Tenir la culture, malgré l’air du temps
Tenir la culture, malgré l’air du temps
Je repense à la table de mon enfance. Le bois portait les traces des années. Mon père parlait peu, mais chaque mot avait son poids. Un livre restait ouvert près de l’assiette, parfois un journal plié en quatre. On ne discutait pas pour remplir le silence. On cherchait à comprendre.
Ce n’était pas spectaculaire. C’était exigeant.
L’école, alors, prolongeait cette rigueur. On apprenait à lire sans hésiter, à écrire sans approximation, à compter sans détour. Les maîtres ne cherchaient pas à séduire. Ils formaient. Certains étaient sévères. Aucun n’était indifférent. On savait que l’effort ouvrait une porte.
Aujourd’hui, ce qui m’inquiète n’est pas un changement de visage. Les époques passent. Ce qui m’inquiète, c’est l’effacement progressif de l’exigence. On parle d’égalité en nivelant. On parle de liberté en abaissant les repères. On confond bienveillance et renoncement.
Je ne crois pas qu’un peuple tienne par la masse indistincte. Il tient par ceux qui portent plus loin que leur intérêt immédiat. Par ceux qui lisent, qui travaillent, qui assument de savoir davantage pour servir davantage. Une société qui se défie de toute élite se prive de sa capacité à penser. Une élite qui oublie d’où elle vient cesse d’être légitime.

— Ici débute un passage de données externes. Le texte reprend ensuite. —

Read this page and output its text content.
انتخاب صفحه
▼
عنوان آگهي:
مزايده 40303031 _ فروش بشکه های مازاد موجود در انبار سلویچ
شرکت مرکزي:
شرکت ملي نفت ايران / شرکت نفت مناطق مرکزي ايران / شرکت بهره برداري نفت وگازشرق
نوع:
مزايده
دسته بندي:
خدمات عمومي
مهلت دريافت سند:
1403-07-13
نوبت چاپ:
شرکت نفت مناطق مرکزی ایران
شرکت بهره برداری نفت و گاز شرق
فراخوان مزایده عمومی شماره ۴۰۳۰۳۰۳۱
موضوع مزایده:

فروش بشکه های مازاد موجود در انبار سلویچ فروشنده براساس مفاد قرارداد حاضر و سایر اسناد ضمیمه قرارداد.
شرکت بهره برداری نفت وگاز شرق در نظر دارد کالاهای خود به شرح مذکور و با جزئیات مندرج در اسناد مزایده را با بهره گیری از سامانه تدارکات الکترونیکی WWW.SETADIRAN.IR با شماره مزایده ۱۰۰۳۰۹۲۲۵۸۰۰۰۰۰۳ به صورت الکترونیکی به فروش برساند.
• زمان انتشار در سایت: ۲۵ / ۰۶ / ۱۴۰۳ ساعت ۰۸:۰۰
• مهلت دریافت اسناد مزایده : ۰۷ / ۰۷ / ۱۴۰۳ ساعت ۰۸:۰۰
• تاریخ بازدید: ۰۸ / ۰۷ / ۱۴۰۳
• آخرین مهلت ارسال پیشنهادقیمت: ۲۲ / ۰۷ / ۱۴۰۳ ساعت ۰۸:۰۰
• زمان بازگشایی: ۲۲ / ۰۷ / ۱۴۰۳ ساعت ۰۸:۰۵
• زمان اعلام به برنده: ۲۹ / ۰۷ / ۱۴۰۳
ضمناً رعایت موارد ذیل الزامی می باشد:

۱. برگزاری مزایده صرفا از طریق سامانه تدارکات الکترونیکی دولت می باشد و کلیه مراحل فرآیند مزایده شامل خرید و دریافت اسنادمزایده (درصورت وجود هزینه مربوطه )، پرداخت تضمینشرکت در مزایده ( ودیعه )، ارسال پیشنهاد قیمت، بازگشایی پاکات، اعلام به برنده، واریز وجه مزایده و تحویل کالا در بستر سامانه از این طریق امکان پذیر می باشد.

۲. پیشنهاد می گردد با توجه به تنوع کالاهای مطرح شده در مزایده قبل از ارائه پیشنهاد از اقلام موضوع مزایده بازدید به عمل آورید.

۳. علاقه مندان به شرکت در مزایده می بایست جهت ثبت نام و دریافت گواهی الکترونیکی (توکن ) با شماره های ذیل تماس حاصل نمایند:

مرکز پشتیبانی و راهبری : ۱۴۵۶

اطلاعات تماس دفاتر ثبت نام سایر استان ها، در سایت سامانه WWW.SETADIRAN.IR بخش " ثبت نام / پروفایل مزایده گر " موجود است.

La transmission ne se décrète pas. Elle se pratique. Elle se joue dans la manière de corriger une faute sans humilier, dans l’habitude de finir ce que l’on commence, dans la patience de reprendre un texte jusqu’à ce qu’il soit juste. Elle se joue aussi dans le courage de dire non à l’irresponsabilité, même lorsqu’elle se pare de modernité.

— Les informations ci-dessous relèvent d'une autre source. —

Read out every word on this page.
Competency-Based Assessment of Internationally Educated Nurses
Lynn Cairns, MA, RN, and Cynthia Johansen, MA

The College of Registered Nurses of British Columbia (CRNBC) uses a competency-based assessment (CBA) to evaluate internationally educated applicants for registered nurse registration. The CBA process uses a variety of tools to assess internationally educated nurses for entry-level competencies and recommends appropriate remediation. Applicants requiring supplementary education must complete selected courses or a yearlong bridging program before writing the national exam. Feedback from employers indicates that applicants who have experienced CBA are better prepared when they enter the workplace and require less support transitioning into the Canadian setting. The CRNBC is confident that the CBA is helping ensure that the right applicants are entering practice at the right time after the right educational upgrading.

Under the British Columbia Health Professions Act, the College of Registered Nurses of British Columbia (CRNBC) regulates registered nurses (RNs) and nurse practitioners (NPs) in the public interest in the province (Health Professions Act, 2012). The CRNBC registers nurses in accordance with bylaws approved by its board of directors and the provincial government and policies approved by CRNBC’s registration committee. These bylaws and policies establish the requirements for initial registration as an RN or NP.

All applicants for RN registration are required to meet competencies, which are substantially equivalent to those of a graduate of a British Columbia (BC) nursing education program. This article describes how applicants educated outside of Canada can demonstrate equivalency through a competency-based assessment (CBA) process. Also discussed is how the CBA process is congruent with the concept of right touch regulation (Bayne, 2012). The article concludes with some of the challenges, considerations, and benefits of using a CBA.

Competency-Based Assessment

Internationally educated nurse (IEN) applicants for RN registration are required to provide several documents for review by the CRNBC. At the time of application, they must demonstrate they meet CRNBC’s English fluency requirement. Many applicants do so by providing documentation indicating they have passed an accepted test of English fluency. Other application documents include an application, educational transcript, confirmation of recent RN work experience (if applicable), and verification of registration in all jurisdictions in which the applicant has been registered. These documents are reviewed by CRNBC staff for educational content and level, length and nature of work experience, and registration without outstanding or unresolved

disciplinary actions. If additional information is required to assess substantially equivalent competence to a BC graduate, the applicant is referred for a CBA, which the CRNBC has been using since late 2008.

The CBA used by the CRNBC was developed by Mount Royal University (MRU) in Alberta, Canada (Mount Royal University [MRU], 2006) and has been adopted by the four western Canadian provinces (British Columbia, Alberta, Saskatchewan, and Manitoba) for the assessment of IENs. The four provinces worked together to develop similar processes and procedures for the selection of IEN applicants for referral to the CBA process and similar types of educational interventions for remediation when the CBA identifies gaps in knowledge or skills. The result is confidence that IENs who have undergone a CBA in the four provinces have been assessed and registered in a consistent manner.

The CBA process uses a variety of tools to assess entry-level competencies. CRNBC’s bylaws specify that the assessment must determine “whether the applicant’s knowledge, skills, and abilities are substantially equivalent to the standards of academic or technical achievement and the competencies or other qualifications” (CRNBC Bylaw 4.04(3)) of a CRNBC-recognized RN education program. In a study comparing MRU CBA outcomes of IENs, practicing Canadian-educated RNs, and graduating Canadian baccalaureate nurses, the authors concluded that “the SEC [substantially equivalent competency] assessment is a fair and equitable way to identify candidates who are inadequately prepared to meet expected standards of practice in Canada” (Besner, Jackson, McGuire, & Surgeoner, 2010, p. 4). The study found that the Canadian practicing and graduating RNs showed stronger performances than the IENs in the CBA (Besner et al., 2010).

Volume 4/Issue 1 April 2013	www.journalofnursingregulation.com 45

Je vois parfois des enfants saturés d’images et pauvres en mots. Je vois des adultes prompts à accuser mais lents à se remettre en cause. Ce glissement ne fait pas de bruit. Il use. Il fragilise.

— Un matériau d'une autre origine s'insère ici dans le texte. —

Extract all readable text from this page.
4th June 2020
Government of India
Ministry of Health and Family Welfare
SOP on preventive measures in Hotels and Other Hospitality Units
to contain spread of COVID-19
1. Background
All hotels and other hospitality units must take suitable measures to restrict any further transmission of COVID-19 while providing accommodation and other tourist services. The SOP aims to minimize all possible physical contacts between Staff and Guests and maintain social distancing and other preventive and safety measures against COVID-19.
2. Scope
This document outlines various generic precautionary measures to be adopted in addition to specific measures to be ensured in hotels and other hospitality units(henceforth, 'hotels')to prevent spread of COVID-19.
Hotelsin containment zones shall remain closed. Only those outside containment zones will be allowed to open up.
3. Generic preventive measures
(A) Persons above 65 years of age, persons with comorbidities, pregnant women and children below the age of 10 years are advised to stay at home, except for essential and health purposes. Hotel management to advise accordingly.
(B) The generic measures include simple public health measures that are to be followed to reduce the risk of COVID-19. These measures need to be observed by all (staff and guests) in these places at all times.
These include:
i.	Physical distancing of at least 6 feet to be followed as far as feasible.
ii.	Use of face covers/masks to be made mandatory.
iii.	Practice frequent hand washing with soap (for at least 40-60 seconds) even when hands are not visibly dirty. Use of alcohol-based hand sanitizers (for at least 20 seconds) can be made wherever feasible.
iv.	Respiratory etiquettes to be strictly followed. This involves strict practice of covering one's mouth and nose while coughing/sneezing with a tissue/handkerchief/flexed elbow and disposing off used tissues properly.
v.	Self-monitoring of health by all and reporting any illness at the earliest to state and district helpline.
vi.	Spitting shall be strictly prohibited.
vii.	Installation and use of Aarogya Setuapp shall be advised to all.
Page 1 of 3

Ce que je redoute n’est pas une substitution visible. C’est une dilution silencieuse. L’oubli des œuvres, le relâchement de la langue, la fatigue de transmettre.
Alors je reviens à l’essentiel. Lire. Écrire. Exiger de moi davantage que ce que l’époque réclame. Montrer, par mes actes, que la culture n’est pas un décor mais une discipline.
Je ne sais pas ce que deviendra le monde que nous laissons. Mais je sais que rien ne tient sans effort, sans transmission, sans cette part d’excellence qui élève sans écraser.
Tenir la culture, pour moi, ce n’est pas défendre un privilège. C’est assumer une responsabilité. Et continuer, malgré le vent contraire, à transmettre ce qui m’a construit.